Sanders asegura que la Administración está empleando al Servicio de Inmigración y Control de Aduanas (ICE) como si fuera “un ejército doméstico”, una afirmación con la que pretende ilustrar lo que considera un uso abusivo de los aparatos de seguridad del Estado. A su juicio, esta dinámica forma parte de una deriva que pone en riesgo las libertades civiles y el equilibrio institucional.

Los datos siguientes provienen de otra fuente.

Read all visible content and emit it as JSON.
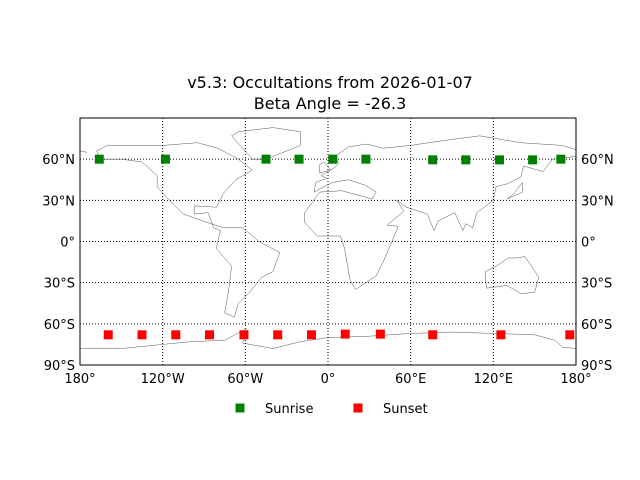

El senador subraya que la respuesta a esta situación no dependerá únicamente de los partidos políticos o de las instituciones, sino de la ciudadanía. En la entrevista, insiste en que será la población estadounidense la que deba marcar un límite claro frente a lo que describe como tendencias autoritarias, defendiendo la movilización social y la participación democrática como herramientas fundamentales.
Convertido en un referente global de la izquierda progresista, Sanders mantiene un discurso crítico tanto con la Casa Blanca como con sectores del establishment político. Sus declaraciones se producen en un clima de creciente polarización en Estados Unidos, donde el debate sobre el papel de las agencias federales, la seguridad y los derechos civiles ocupa un lugar central en la agenda pública.